Did the journey go smoothly? “Thanks to R. Crusoe, it went extremely well,” explains Marie. “The staff pushed all the potential hurdles out of our way and solved all the paperwork issues before our arrival into each country.”
To read more about the 100-day trip and why they chose to work with R. Crusoe, visit the family's website.
Planes, Trains, Vans, Boats...
More recently, the family took a two-year sailing trip from San Francisco across the Pacific to Sydney, Australia, in their boat, the Waka Nui (that’s Maori for Large Vessel).
Then came a request from the family that R. Crusoe plan another extraordinary journey, this one overland from Sydney to Asia, the Middle East, Africa, and Europe.
In Australia, the family bid farewell to the Waka Nui and traveled in a specially-outfitted yellow Mercedes minivan that they christened the Waka Iti (Little Vessel).
“We wanted to expose our children to various cultures,” says Marie, “to develop a level of self-reliance, and to understand the needs of less fortunate people around the world.” The family also wanted to see firsthand the work being done by two NGOs—CARE and Terre des Hommes.
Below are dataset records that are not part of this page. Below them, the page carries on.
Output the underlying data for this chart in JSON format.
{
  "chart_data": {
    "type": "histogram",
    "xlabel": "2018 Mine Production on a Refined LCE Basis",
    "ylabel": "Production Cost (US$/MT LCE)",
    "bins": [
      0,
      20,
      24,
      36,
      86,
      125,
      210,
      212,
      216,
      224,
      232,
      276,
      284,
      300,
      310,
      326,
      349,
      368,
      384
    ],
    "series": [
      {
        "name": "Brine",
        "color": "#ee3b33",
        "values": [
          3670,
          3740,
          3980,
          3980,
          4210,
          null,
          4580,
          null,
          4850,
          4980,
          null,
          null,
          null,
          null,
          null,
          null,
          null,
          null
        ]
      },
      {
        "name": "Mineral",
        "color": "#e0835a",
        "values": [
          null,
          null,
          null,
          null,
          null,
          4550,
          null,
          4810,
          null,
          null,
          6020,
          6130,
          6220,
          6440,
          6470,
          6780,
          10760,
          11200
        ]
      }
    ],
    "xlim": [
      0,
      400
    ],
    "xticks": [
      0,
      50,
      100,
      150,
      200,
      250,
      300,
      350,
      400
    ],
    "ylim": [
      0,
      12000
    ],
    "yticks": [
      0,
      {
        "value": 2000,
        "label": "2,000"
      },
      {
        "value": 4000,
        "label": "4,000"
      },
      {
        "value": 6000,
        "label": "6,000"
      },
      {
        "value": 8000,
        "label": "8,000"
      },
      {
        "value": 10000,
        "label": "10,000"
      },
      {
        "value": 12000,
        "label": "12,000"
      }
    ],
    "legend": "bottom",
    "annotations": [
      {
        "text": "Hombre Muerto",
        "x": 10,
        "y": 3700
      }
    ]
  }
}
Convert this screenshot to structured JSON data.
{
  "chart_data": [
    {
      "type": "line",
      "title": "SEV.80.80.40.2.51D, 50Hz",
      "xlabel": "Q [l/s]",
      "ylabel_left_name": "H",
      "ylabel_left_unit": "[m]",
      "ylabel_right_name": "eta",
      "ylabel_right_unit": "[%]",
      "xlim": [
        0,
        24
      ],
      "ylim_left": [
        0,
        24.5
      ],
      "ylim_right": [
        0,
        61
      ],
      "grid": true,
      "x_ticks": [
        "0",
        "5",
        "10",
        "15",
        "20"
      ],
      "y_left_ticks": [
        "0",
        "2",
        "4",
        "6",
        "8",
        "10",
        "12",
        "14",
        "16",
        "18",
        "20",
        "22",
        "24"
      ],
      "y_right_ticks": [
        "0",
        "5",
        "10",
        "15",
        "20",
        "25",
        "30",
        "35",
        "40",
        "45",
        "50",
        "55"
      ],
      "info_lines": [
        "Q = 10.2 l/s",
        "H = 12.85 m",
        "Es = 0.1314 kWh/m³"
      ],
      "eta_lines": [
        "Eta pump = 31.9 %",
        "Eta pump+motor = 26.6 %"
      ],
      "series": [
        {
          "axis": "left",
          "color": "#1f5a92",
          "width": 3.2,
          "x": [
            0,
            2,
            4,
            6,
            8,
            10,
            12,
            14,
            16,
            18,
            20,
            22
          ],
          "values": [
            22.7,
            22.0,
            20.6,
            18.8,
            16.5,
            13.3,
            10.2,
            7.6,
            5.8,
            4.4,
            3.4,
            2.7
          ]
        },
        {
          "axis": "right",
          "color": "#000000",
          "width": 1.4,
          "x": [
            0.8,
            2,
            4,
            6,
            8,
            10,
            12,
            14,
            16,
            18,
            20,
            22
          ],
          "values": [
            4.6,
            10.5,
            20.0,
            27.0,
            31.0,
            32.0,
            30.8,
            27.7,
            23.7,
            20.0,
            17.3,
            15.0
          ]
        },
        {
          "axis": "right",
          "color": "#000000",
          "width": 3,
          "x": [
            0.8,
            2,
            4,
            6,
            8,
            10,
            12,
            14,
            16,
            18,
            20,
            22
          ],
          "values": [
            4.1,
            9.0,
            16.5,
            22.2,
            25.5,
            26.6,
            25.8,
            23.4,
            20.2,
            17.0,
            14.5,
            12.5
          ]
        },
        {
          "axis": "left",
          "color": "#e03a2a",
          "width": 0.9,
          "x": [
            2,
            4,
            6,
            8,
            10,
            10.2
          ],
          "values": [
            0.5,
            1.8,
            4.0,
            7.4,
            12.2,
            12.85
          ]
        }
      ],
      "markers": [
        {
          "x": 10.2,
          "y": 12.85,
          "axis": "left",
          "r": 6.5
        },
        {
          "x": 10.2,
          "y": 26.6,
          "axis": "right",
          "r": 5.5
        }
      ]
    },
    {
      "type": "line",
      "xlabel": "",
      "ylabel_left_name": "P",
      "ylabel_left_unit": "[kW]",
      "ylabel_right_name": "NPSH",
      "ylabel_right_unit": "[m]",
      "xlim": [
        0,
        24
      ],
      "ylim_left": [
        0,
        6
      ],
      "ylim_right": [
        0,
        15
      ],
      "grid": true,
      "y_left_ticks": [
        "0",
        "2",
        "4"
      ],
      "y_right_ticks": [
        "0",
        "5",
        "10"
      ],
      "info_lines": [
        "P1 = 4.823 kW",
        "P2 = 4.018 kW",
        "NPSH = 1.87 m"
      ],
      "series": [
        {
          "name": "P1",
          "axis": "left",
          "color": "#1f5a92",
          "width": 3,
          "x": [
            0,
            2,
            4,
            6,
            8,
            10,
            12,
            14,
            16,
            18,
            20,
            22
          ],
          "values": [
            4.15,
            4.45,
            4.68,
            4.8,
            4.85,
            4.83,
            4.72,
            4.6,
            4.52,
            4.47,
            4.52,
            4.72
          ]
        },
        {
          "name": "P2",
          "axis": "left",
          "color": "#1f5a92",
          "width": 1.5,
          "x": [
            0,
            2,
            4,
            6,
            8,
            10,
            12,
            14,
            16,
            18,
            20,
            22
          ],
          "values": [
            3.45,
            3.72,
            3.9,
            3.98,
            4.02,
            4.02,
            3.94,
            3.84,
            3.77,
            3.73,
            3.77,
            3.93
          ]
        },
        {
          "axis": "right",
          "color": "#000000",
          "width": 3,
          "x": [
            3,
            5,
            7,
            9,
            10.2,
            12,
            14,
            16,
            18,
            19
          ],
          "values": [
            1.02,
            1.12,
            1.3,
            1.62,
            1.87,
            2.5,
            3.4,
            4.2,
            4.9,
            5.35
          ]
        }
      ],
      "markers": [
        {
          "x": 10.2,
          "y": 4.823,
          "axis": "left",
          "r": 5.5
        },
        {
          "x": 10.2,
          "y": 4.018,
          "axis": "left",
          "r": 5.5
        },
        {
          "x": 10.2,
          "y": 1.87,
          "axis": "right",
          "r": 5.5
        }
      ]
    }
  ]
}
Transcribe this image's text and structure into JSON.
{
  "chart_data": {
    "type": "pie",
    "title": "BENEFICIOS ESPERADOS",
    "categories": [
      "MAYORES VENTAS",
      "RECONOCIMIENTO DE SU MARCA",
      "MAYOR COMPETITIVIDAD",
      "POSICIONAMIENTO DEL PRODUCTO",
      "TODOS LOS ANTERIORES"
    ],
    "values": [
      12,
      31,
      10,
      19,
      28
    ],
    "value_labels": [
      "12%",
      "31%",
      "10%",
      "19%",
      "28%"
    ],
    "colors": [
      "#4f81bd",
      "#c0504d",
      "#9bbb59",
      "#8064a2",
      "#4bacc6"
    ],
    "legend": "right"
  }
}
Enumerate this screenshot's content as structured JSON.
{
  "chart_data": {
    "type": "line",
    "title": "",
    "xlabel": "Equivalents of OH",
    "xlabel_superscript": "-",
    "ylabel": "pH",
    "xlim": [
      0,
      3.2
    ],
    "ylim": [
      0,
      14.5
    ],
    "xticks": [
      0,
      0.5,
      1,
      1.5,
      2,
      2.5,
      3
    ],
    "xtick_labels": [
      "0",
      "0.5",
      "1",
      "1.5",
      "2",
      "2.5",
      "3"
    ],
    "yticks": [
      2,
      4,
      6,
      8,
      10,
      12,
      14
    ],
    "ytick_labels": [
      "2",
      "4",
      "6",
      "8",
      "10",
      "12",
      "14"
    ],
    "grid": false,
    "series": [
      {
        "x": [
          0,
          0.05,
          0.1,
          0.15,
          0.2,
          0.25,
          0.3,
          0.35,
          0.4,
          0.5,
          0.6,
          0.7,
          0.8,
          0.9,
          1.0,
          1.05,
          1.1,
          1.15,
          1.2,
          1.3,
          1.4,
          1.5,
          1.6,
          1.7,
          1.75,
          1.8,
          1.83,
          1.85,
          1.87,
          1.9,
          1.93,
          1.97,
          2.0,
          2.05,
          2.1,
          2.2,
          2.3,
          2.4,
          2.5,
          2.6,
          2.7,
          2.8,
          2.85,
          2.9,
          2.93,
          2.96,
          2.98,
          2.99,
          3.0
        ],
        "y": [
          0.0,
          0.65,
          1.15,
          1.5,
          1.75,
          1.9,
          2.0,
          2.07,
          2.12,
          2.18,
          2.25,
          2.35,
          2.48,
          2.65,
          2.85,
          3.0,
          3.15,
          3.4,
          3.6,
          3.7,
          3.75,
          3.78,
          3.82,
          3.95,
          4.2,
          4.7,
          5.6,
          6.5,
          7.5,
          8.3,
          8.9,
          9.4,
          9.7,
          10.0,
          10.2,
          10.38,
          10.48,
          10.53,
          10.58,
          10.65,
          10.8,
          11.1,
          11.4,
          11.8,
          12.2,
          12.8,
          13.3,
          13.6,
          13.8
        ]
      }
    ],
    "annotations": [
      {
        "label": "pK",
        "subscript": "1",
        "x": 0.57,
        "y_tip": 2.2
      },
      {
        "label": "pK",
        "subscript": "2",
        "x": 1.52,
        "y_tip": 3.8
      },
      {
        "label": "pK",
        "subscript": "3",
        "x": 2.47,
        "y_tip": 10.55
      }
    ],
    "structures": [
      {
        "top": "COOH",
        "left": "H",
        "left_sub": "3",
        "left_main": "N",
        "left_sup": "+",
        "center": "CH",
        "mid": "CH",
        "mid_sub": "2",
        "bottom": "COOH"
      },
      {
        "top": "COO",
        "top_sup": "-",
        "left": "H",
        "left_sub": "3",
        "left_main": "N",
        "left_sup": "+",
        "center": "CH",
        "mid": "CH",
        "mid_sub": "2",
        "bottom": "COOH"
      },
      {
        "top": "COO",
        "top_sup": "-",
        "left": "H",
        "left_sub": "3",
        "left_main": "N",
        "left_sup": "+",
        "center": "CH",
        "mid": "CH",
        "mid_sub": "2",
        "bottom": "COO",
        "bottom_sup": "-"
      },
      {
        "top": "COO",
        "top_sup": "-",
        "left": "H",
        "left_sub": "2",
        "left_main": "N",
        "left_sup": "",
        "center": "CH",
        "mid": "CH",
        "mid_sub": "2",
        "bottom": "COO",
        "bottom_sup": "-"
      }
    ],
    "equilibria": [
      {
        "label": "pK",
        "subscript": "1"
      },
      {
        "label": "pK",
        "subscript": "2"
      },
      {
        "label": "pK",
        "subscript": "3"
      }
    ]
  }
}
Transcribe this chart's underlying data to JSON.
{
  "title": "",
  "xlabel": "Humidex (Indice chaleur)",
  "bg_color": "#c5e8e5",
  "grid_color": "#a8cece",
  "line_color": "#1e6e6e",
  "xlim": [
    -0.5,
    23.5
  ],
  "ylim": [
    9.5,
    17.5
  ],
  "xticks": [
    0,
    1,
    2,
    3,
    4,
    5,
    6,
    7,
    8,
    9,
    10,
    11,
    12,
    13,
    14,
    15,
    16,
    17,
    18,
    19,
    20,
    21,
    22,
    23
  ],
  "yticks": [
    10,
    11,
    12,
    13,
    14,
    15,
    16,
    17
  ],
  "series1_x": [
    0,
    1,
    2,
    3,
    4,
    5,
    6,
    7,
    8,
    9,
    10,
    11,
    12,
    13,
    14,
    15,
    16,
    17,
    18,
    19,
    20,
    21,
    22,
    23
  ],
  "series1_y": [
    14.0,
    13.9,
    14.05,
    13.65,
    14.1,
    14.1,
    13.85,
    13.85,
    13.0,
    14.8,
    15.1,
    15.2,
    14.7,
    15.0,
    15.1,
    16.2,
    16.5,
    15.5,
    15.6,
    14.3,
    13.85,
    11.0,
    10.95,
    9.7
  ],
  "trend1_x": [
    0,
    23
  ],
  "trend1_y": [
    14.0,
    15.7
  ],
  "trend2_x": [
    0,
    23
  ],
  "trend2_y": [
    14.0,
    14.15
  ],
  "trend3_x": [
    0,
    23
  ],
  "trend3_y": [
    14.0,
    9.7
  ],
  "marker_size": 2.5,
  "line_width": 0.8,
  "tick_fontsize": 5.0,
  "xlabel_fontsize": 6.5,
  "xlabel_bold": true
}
Stops en route would allow them to do just that.
R. Crusoe went to work. There were hundreds of hours on the phone and lots of back and forth with Gilles and Marie. Reams of visas, permits, and the like.
We worked hard to make the planning for their trip absolutely invisible when it came time to travel. Our goal was to find a smooth road to take them where they wanted to go, but it also had to be the most interesting and richest experience possible in each region.
The family completed their most recent R. Crusoe journey, having crossed desert dunes, snow-peaked mountain ranges, holy (and unholy) cities, former war zones and peaceable kingdoms, Roman rubble, and Ottoman splendor.
Back at the office, we’re happy, and not a little proud, of the work we’ve done for the Escampettes. Sometimes, you see, it’s okay to toot your own horn—especially if it belongs to a yellow Mercedes minivan named Waka Iti.